胰腺癌是最致命的癌癥之一，死亡率極高。盡管其他腫瘤患者的存活率有了一定的提高，但自20世紀(jì)60年代以來，胰腺癌患者的存活率一直保持相對(duì)不變[1-2]。目前手術(shù)切除是其唯一的治愈機(jī)會(huì)。不幸的是，80%～85%的患者發(fā)現(xiàn)時(shí)已失去手術(shù)切除機(jī)會(huì)。此外，胰腺癌對(duì)大多數(shù)化療及分子靶向治療反應(yīng)不佳[3]。隨著人口的老齡化，胰腺癌的發(fā)病呈快速增長(zhǎng)趨勢(shì)，50歲以后發(fā)病率開始增加，70歲達(dá)到高峰。5%～10%的患者具有遺傳傾向，一些具有遺傳綜合征的特征性基因突變是胰腺癌的危險(xiǎn)因素，如BRCA1/2(乳腺和卵巢癌綜合征)、ATM(共濟(jì)失調(diào)性毛細(xì)血管擴(kuò)張癥)、STK11(Peutz-Jeghers綜合征)、PRSS1(遺傳性胰腺炎)、MLH1和MSH2/6(Lynch綜合征)[4]。另外，飲酒和吸煙也是胰腺癌的危險(xiǎn)因素[5]。胰腺癌主要分為兩型：胰腺腺癌占95%，胰腺內(nèi)分泌腫瘤約占5%(<5%)[6]。由于胰腺癌早期缺乏典型的癥狀，其早期診斷仍是一個(gè)挑戰(zhàn)。

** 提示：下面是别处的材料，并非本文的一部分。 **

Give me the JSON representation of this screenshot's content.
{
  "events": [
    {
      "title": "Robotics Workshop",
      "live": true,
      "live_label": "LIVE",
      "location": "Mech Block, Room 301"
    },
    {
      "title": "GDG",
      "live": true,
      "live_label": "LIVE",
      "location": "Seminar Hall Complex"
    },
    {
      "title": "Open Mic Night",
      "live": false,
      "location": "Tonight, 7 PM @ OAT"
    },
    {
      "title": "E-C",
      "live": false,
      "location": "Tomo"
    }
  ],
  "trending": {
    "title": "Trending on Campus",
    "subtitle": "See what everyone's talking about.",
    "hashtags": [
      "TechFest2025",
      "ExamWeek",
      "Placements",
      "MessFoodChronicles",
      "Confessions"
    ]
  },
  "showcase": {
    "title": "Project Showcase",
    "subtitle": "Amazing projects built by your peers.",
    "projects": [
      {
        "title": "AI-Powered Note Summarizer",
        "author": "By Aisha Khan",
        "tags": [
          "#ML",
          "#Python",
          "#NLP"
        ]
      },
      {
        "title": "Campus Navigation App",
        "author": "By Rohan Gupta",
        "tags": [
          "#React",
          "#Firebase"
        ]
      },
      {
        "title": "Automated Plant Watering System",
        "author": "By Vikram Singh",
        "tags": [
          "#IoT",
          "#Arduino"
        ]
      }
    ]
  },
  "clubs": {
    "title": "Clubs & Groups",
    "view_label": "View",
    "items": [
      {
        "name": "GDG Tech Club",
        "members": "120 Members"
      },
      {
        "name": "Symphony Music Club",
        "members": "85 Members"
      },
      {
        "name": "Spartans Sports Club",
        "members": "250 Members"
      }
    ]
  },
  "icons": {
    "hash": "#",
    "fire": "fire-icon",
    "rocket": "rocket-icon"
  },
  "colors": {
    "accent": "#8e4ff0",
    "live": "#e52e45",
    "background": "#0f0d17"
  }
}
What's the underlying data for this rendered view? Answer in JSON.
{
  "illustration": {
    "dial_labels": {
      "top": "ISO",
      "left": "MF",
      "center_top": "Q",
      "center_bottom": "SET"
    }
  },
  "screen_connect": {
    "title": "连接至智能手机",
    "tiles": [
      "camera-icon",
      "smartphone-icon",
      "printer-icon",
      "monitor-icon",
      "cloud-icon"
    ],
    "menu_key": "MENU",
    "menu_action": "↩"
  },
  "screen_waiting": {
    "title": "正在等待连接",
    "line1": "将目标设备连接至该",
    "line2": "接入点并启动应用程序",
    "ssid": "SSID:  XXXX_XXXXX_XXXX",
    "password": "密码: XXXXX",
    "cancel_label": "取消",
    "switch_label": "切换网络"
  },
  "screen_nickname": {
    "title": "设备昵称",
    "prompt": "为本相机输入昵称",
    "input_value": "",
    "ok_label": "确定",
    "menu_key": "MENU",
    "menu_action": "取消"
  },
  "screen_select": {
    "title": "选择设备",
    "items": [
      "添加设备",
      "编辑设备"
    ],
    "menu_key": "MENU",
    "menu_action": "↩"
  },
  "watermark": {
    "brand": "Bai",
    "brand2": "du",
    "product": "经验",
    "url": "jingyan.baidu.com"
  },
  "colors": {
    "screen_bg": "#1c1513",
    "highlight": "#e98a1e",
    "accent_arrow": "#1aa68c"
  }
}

對(duì)進(jìn)展期胰腺癌FOLFIRINOX方案[5-fluorouracil、Folinic acid (Leucovorin)、Irinotecan、Oxaliplatin]和吉西他濱(Gemcitabine)結(jié)合白蛋白紫杉醇(Nab-paclitaxel)是目前的主要治療手段[7]。盡管免疫治療在其他腫瘤中獲得了一定的效果，但在胰腺癌中的療效非常有限[8]。由于許多信號(hào)通路參與細(xì)胞命運(yùn)的調(diào)控，且這些通路之間存在復(fù)雜的交叉互通現(xiàn)象(crosstalking)，針對(duì)單一異常通路的靶向治療常常效果不佳。另外，由于胰腺癌的高度異質(zhì)性也決定了針對(duì)單一通路的治療效果有限[4，9-11]，因此，需要深入研究胰腺癌的分子調(diào)控網(wǎng)絡(luò)，從而獲得高效、特異的“協(xié)同致死”治療靶標(biāo)。近年來，隨著人們對(duì)表觀遺傳認(rèn)識(shí)的深入，以表觀遺傳為基礎(chǔ)的“協(xié)同致死”取得了一些新的進(jìn)展[11-17]。在胰腺癌中分離和鑒定新的表觀遺傳異常的標(biāo)志物將會(huì)提供更多新的治療策略。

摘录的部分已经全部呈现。